Published on August 17, 2021 at 6:00 by

Ketogenic diet

On June 12 2019 i wrote my first post about the keto diet, called Keto chocolate chip almond flour cookies. I am on this journey for around three years now. From low carb to keto. And now i’m quite strict with myself. I don’t drink any alcohol, i buy a 90% chocolate bar once or twice a week, i stopped putting erythritol in my coffee, i don’t eat any bread. No pasta, no rice, no potatoes. I have some chorizo in my cupboard upstairs, walnuts. I make my own dressing for salads. I breakfast with a bulletproof coffee, a double espresso with a knob of butter and some cream. I lunch with a salad with mushrooms, bell peppers, cucumber, tomatoes, and either an egg or feta or smoked salmon. My dinner is usually a baked sausage or chicken thigh and veggies like spinach or cauliflower or another salad.

I did measure my glucose before i wrote this post, it is 6,0 mmol/L, which is fine.

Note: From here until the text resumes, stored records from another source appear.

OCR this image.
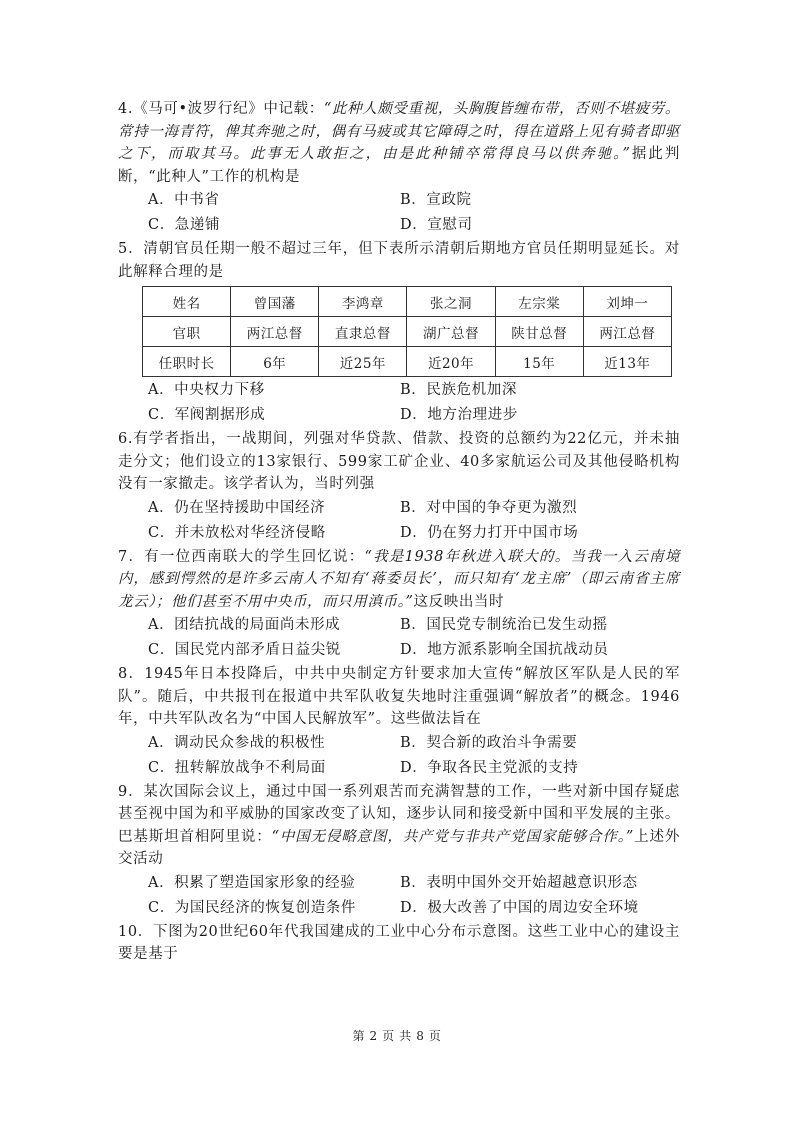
4.《马可•波罗行纪》中记载：“此种人颇受重视，头胸腹皆缠布带，否则不堪疲劳。常持一海青符，俾其奔驰之时，偶有马疲或其它障碍之时，得在道路上见有骑者即驱之下，而取其马。此事无人敢拒之，由是此种铺卒常得良马以供奔驰。”据此判断，“此种人”工作的机构是

A．中书省	B．宣政院
C．急递铺	D．宣慰司

5．清朝官员任期一般不超过三年，但下表所示清朝后期地方官员任期明显延长。对此解释合理的是

姓名	曾国藩	李鸿章	张之洞	左宗棠	刘坤一
官职	两江总督	直隶总督	湖广总督	陕甘总督	两江总督
任职时长	6年	近25年	近20年	15年	近13年
A．中央权力下移	B．民族危机加深
C．军阀割据形成	D．地方治理进步

6.有学者指出，一战期间，列强对华贷款、借款、投资的总额约为22亿元，并未抽走分文；他们设立的13家银行、599家工矿企业、40多家航运公司及其他侵略机构没有一家撤走。该学者认为，当时列强

A．仍在坚持援助中国经济	B．对中国的争夺更为激烈
C．并未放松对华经济侵略	D．仍在努力打开中国市场

7．有一位西南联大的学生回忆说：“我是1938年秋进入联大的。当我一入云南境内，感到愕然的是许多云南人不知有‘蒋委员长’，而只知有‘龙主席’（即云南省主席龙云）；他们甚至不用中央币，而只用滇币。”这反映出当时

A．团结抗战的局面尚未形成	B．国民党专制统治已发生动摇
C．国民党内部矛盾日益尖锐	D．地方派系影响全国抗战动员

8．1945年日本投降后，中共中央制定方针要求加大宣传“解放区军队是人民的军队”。随后，中共报刊在报道中共军队收复失地时注重强调“解放者”的概念。1946年，中共军队改名为“中国人民解放军”。这些做法旨在

A．调动民众参战的积极性	B．契合新的政治斗争需要
C．扭转解放战争不利局面	D．争取各民主党派的支持

9．某次国际会议上，通过中国一系列艰苦而充满智慧的工作，一些对新中国存疑虑甚至视中国为和平威胁的国家改变了认知，逐步认同和接受新中国和平发展的主张。巴基斯坦首相阿里说：“中国无侵略意图，共产党与非共产党国家能够合作。”上述外交活动

A．积累了塑造国家形象的经验	B．表明中国外交开始超越意识形态
C．为国民经济的恢复创造条件	D．极大改善了中国的周边安全环境

10．下图为20世纪60年代我国建成的工业中心分布示意图。这些工业中心的建设主要是基于

第 2 页 共 8 页
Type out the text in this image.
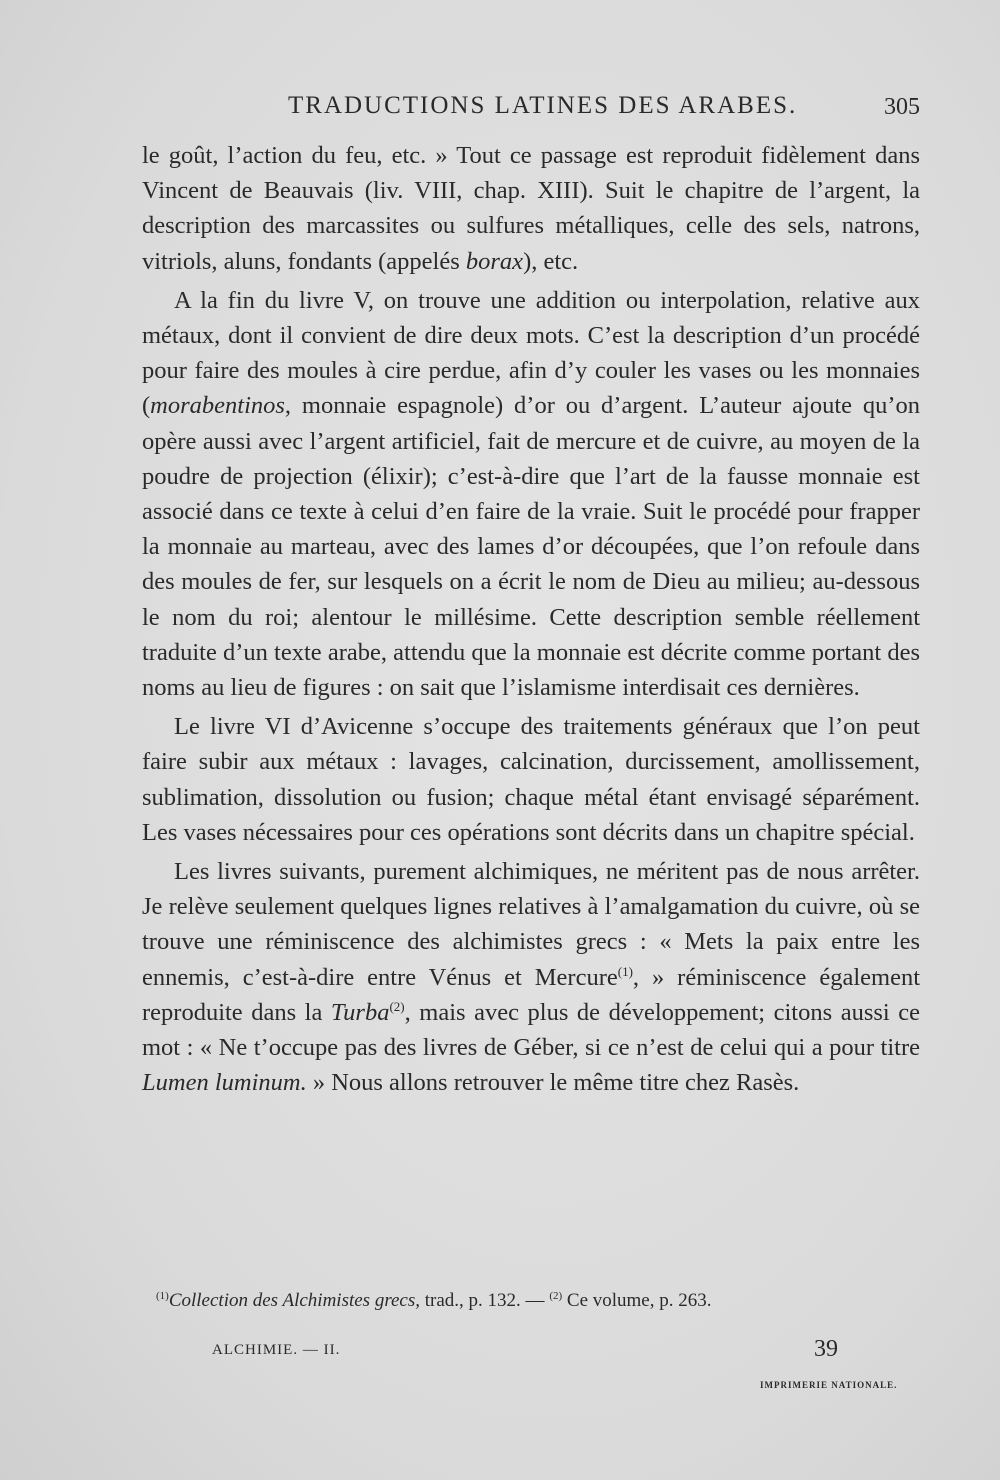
TRADUCTIONS LATINES DES ARABES.	305

le goût, l’action du feu, etc. » Tout ce passage est reproduit fidèlement dans Vincent de Beauvais (liv. VIII, chap. XIII). Suit le chapitre de l’argent, la description des marcassites ou sulfures métalliques, celle des sels, natrons, vitriols, aluns, fondants (appelés borax), etc.

A la fin du livre V, on trouve une addition ou interpolation, relative aux métaux, dont il convient de dire deux mots. C’est la description d’un procédé pour faire des moules à cire perdue, afin d’y couler les vases ou les monnaies (morabentinos, monnaie espagnole) d’or ou d’argent. L’auteur ajoute qu’on opère aussi avec l’argent artificiel, fait de mercure et de cuivre, au moyen de la poudre de projection (élixir); c’est-à-dire que l’art de la fausse monnaie est associé dans ce texte à celui d’en faire de la vraie. Suit le procédé pour frapper la monnaie au marteau, avec des lames d’or découpées, que l’on refoule dans des moules de fer, sur lesquels on a écrit le nom de Dieu au milieu; au-dessous le nom du roi; alentour le millésime. Cette description semble réellement traduite d’un texte arabe, attendu que la monnaie est décrite comme portant des noms au lieu de figures : on sait que l’islamisme interdisait ces dernières.

Le livre VI d’Avicenne s’occupe des traitements généraux que l’on peut faire subir aux métaux : lavages, calcination, durcissement, amollissement, sublimation, dissolution ou fusion; chaque métal étant envisagé séparément. Les vases nécessaires pour ces opérations sont décrits dans un chapitre spécial.

Les livres suivants, purement alchimiques, ne méritent pas de nous arrêter. Je relève seulement quelques lignes relatives à l’amalgamation du cuivre, où se trouve une réminiscence des alchimistes grecs : « Mets la paix entre les ennemis, c’est-à-dire entre Vénus et Mercure$^{(1)}$, » réminiscence également reproduite dans la Turba$^{(2)}$, mais avec plus de développement; citons aussi ce mot : « Ne t’occupe pas des livres de Géber, si ce n’est de celui qui a pour titre Lumen luminum. » Nous allons retrouver le même titre chez Rasès.

$^{(1)}$Collection des Alchimistes grecs, trad., p. 132. — $^{(2)}$ Ce volume, p. 263.
ALCHIMIE. — II.	39
IMPRIMERIE NATIONALE.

A month ago i measure it for around a week multiple times a day, it was between 5 and 6 the whole time.

In my room i have some tea, walnuts, chorizo and chocolate.
In the kitchen i have some eggs, anchovies, peppers, aubergine (eggplant), tomatoes, apple vinegar, olive oil, olives and coconut oil.
In the fridge i have a cauliflower, spinach, chicket, cucumber, bacon, ham, cream, butter, cottage cheese and cream cheese.
My dinner this evening: aubergine fried, then a whole tin of anchovies, three gloves of garlic, chicken, green olives, bell peppers and a tin of tomatoes. Stewed for around 45 minutes. Lovely.
Published on August 13, 2021 at 6:00 by

Today

Early in the morning i put my dirty clothes and bed linen in the washing machine. I went downstairs and got my double espresso with a bit of butter and some whipping cream. In the morning i do go through all the new things on my iPad: Feedly with my rss-feeds first, than a bit of facebook, youtube, twitter, Flipboard. The game i play right now is Shop Titans. I don’t pay anything for it, so it goes slow. Then i start up my computer, check my mail and start up a game of warcraft. I’m on my second private server in a week. Just checking out the game.

In the afternoon i went out for a short walk, which got even shorter because of the rainfall. I went into the supermarket AH for some shopping: some veggies, sausages, walnuts and whipping cream. Back home. Lucky it was dry then.

I feel better. I don’t worry too much. I still have confidence in myself. Lucky!

Published on August 10, 2021 at 6:00 by

Learning nothing

Sometimes i think i should stop trying to write something here on this blog. I fail at it so many times. I’m much better making photographs and making drawings. Or in singing songs, even though i’m not very good at that either.

I guess i enjoy failing at writing too much. Or at drawing! I just got back to working at my drawing, and after a short time i found myself full of doubts. Was this drawing the one i wanted to make? Really? I stopped and i’m giving myself some time to think about this. I’m not sure to be honest.

Yesterday i went to the library with the thought i would get the book called De grote mythen van de moderne geschiedenis (The great myths of modern history) once again. I didn’t find it. The day before i was thinking about so many non-truths which are spread around. This book discusses a few of them. (I just went to the website of the library and made a reservation for this book. I can get it tomorrow or the day after. Yay!)

I do feel hopeless. I feel stuck in a place. I’m still not giving up. I still think there are ways of speaking here which i haven’t found yet. Not about knowing, no. More about being unsure, being ill at ease. Which is what i am right now. That is much closer to it. I do hope i can find it.